Verpackungsflut zu Weihnachten: Vier Fragen an den Dezernenten

16.12.21

Das Versandgeschäft boomt. Mit jedem Päckchen und jedem Paket wächst die Menge an Verpackungsmüll. Mit Blick auf Weihnachten droht die Kapazität mancher Papiertonne an ihre Grenzen zu geraten. Welche Auswirkungen das auf die Entsorgung von Pappe und Kartonagen in Nordsachsen hat und welche Unterschiede es dabei zwischen privat und gewerblich gibt, beantwortet der zuständige Dezernent und 1. Beigeordnete des Landkreises, Dr. Eckhard Rexroth.

Frage: Aufgrund des gestiegenen Aufkommens an Verpackungen reicht oft das Füllvolumen der monatlich zu leerenden blauen 240-Liter-Papiertonnen nicht mehr aus. Wird hierzu eine Verkürzung des Leerungsrhythmus in Betracht gezogen?
Dr. Eckhard Rexroth: Eine Verkürzung des Leerungsrhythmus würde die Anschaffung weiterer Sammelfahrzeuge und die Einstellung von entsprechendem Personal erfordern. Die damit verbundenen Mehrkosten wären dann über die einwohnerbezogenen Abfallgrundgebühr zu finanzieren. Aus Sicht des Landkreises ist eine Verkürzung des Leerungsrhythmus nicht sinnvoll. Pappe und Kartonagen, die nicht mehr in die Papiertonne passen, können gebündelt – jedoch beschränkt auf ein Volumen von maximal 240 Litern – neben dem Behälter bereitgestellt werden. Darüber hinausgehende Mengen können private Haushalte ganzjährig und derzeit kostenlos auf den Wertstoffhöfen des Landkreises abgeben.
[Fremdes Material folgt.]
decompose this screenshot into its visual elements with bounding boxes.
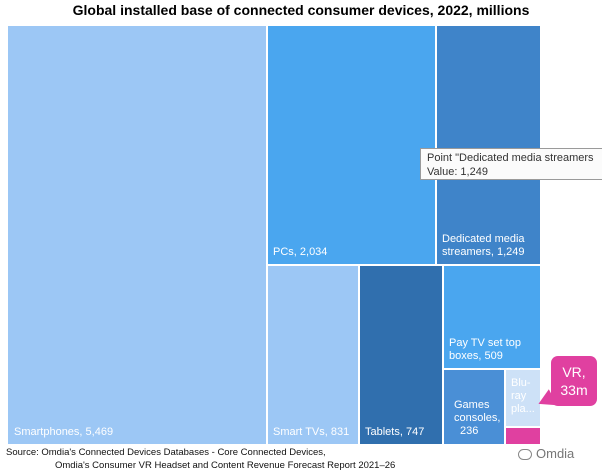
tile-label-dedicated-media-streamers: Dedicated media streamers, 1,249 (442, 233, 525, 258)
tooltip-point-name: Point "Dedicated media streamers (427, 152, 594, 164)
chart-title: Global installed base of connected consu… (72, 2, 530, 18)
tile-smart-tvs (268, 266, 358, 444)
vr-callout-label: VR, (562, 364, 586, 380)
tile-label-games-consoles: Games consoles, 236 (454, 399, 500, 437)
source-line-2: Omdia's Consumer VR Headset and Content … (55, 460, 396, 471)
tile-label-pcs: PCs, 2,034 (273, 246, 327, 258)
tile-label-pay-tv-set-top-boxes: Pay TV set top boxes, 509 (449, 337, 521, 362)
omdia-watermark: Omdia (518, 444, 598, 464)
tile-tablets (360, 266, 442, 444)
tile-pcs (268, 26, 435, 264)
source-note: Source: Omdia's Connected Devices Databa… (6, 446, 395, 472)
tile-label-smartphones: Smartphones, 5,469 (14, 426, 113, 438)
tile-dedicated-media-streamers (437, 26, 540, 264)
vr-callout: VR, 33m (551, 356, 597, 406)
tile-vr (506, 428, 540, 444)
tile-games-consoles (444, 370, 504, 444)
tooltip-value: Value: 1,249 (427, 166, 488, 178)
tile-smartphones (8, 26, 266, 444)
tile-blu-ray-players (506, 370, 540, 426)
tile-label-blu-ray-players: Blu-ray pla... (511, 377, 535, 415)
tile-pay-tv-set-top-boxes (444, 266, 540, 368)
watermark-text: Omdia (536, 446, 575, 461)
tile-label-smart-tvs: Smart TVs, 831 (273, 426, 349, 438)
chat-icon (518, 449, 532, 461)
vr-callout-value: 33m (560, 382, 588, 398)
data-point-tooltip: Point "Dedicated media streamers Value: … (420, 148, 602, 180)
source-line-1: Source: Omdia's Connected Devices Databa… (6, 447, 326, 458)
tile-label-tablets: Tablets, 747 (365, 426, 424, 438)
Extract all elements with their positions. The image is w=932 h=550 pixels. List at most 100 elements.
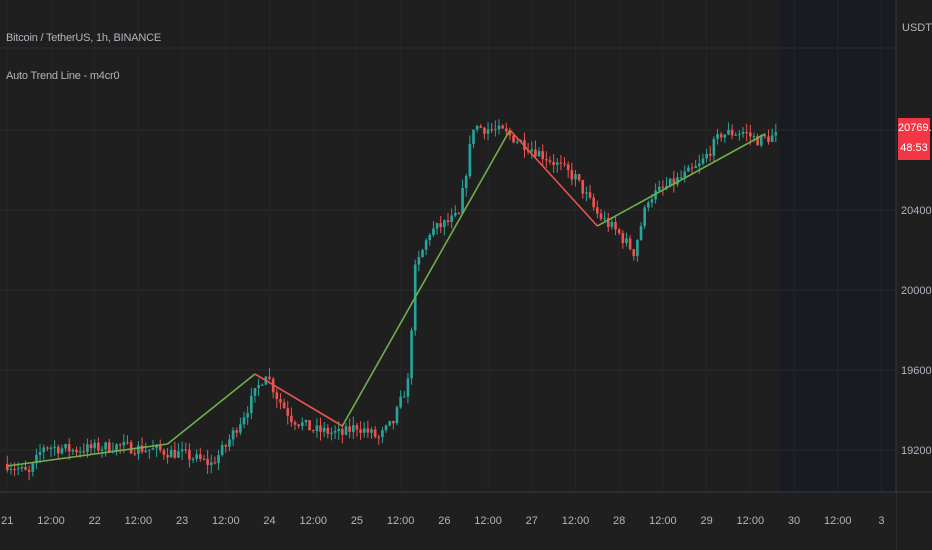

Gibt es die kostenlose Anlieferung auch für Gewerbetreibende?
Das Verpackungsgesetz regelt, dass Hersteller und Vertreiber gebrauchte, restentleerte Transportverpackungen aus Pappe und Kartonagen unentgeltlich am Ort der tatsächlichen Übergabe oder in dessen unmittelbarer Nähe zurückzunehmen haben. Wir mussten jedoch die Erfahrung machen, dass dies nicht immer funktioniert. In solchen Fällen können Gewerbetreibende die bei ihnen angefallenen Verpackungen auf den Wertstoffhöfen anliefern. Hierfür kann von den Entsorgungsunternehmen ein privatwirtschaftliches Entgelt erhoben werden, das sich nach der jeweiligen Marktsituation für Altpapier richtet.

Warum gewährleisten die Entsorgungsunternehmen nicht wie bei privaten Haushalten auch für Gewerbetreibende dauerhaft eine entgeltfreie Anlieferung auf den Wertstoffhöfen?
Bei der Annahme und Verwertung von Verpackungen von Gewerbetreibenden agieren die Entsorgungsunternehmen privatwirtschaftlich, also außerhalb der öffentlich-rechtlichen Abfallentsorgung. Die Erlöse, die bei der Verwertung erzielt werden, sind marktabhängig und unterliegen starken Schwankungen. Bei einem Zuschussgeschäft wäre dann eine entgeltfreie Anlieferung nicht mehr möglich. Unabhängig von der Entwicklung der Marktpreise besteht jedoch die Verpflichtung der Vertreiber zur unentgeltlichen Rücknahme beim Gewerbetreibenden.

Zeitungen und Zeitschriften werden auch an Schulen gesammelt. Gehen dabei dem Landkreis Einnahmen verloren?
Im Kreislaufwirtschaftsgesetz ist geregelt, unter welchen Voraussetzungen solche gemeinnützigen oder gewerblichen Sammlungen zulässig sind. Die Erlöse für die Verwertung des in der blauen Papiertonne gesammelten Altpapiers werden zu 100 Prozent bei der Kalkulation der einwohnerbezogenen Abfallgrundgebühr berücksichtigt. Die beim Schulpapier erzielten Erlöse gehen somit dem Abfallgebührenhaushalt verloren. Grundsätzlich entscheidet jeder Haushalt selbst, ob er seine Zeitungen einer zulässigen gemeinnützigen oder gewerblichen Sammlung überlässt oder dafür die blaue Papiertonne des Landkreises nutzt und damit einen Beitrag zur Stabilität der Abfallgebühren leistet.